Today feels hard. If I’m being honest yesterday and Friday felt kind of tough too. Not overwhelmingly hard but emotionally challenging. I was feeling annoyed and irritable by 10am yesterday and while venting with my co-workers and having a generally good day helped, I still went to bed feeling sad. This morning I awoke noticing that familiar weight and feeling of tightness in my chest, a telltale sign of sadness for me. I’m not sure why I feel sad, maybe it’s my hormones, maybe it’s thinking about the experiences of undocumented immigrants this week that is causing me to feel frustrated, sad, and worried, maybe its the gray and rainy weather we’ve had over the last few days, maybe it’s not getting enough sleep recently. Maybe it’s all of these things.
What I’ve been working on and what I encourage my clients to do is to make space for whatever comes. To not get caught in over-analyzing or trying to “fix” or push away whatever I’m feeling but to allow it. To make room for what I feel without judgement. This is a challenging task and through my own experience and guiding clients through this process I’ve found that it is worthwhile. Instead of struggling with what I feel this morning, instead of trying to figure out the exact reason for my sadness, I’m going to allow it to be with me. I’m going to be curious about what it feels like physically, to notice the thoughts that I have about it without buying into those thoughts. I may even try to welcome it as though it were a cute sad puppy that showed up and needed some comfort. I will be there for myself. I’m going to make room for my mood to change or not change and I’m going to do what I can. If you’re feeling like me today or whenever you’re having a hard time, I encourage you to do the same. See if you can make space for whatever comes. Instead of fighting against what you feel, allow it, and notice if it becomes easier to bear, easier to sit with.
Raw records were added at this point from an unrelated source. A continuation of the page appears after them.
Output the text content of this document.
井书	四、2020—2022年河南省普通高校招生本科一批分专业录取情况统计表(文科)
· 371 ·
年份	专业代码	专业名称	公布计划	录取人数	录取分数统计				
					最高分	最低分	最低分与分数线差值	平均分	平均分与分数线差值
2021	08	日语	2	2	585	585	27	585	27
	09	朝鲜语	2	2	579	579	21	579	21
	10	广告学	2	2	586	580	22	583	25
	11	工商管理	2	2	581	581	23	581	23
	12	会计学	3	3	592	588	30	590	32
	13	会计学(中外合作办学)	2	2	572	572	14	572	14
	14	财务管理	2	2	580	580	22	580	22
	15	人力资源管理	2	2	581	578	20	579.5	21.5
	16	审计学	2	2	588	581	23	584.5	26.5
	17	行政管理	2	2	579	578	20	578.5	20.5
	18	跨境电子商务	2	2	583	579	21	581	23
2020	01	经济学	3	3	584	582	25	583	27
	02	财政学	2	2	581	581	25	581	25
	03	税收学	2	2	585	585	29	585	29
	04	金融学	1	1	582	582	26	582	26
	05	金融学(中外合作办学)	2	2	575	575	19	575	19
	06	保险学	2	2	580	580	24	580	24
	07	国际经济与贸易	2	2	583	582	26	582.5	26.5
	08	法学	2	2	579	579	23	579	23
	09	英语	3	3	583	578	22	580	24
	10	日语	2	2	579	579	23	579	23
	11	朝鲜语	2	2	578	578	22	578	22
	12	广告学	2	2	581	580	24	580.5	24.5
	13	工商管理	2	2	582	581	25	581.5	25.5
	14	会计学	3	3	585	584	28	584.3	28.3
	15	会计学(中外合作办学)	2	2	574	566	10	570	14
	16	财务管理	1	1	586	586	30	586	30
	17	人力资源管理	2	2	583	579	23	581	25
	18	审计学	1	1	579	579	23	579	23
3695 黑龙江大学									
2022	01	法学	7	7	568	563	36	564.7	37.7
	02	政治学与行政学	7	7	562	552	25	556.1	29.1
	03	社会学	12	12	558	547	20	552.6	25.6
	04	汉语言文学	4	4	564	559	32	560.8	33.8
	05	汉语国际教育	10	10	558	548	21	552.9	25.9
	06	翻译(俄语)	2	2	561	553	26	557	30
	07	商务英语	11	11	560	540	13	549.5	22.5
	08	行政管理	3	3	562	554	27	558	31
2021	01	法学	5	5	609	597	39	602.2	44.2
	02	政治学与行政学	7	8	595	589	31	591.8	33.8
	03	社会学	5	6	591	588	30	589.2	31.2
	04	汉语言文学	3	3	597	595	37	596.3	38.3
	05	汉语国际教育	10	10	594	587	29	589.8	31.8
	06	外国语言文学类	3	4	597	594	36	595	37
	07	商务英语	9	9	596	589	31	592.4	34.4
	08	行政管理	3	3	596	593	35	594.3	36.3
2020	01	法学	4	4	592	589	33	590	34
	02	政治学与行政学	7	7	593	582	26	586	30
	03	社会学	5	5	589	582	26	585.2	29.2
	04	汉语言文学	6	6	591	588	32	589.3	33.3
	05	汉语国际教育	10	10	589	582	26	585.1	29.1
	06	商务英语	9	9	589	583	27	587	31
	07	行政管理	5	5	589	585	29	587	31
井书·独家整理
The exercise below is one way that I’ve learned to make space for whatever comes. I learned and slightly adapted this exercise from Pema Chodron and it is a shortened version of an extended exercise that I frequently do in therapy with my clients. Next time you’re experiencing an uncomfortable emotion guide yourself through this exercise and see what happens.
Find it in your body
- When you feel activated or upset scan your body from head to toe and notice where the physical sensations associated with the emotions are located
- Observe these sensations with curiosity
- Don’t try to change or get rid of the emotions or physical sensations
- See if you can breathe in and make space for these feelings
- Allow the feelings to be there
- Place one hand gently over the part of your body where you notice the sensation, send some comfort and love to this sensation as though it were a distressed baby or puppy.
Allow your thoughts to dissolve
- Whenever you notice yourself getting distracted by thoughts see if you can let them go and come back to observing the feeling
- You might find your mind pulling you to analyze the feeling or figuring out how to get rid of it. Just see if you can keep bringing your attention back to the physical sensations you’re having right now.
Remember all the other people in the world experiencing the same feeling
- You are not alone in this feeling
- You are having this feeling because you’re a human being and you care about something
- Think of all of the other people who might be experiencing something similar right now.
- Let this feeling help you connect with your humanity and people around the world.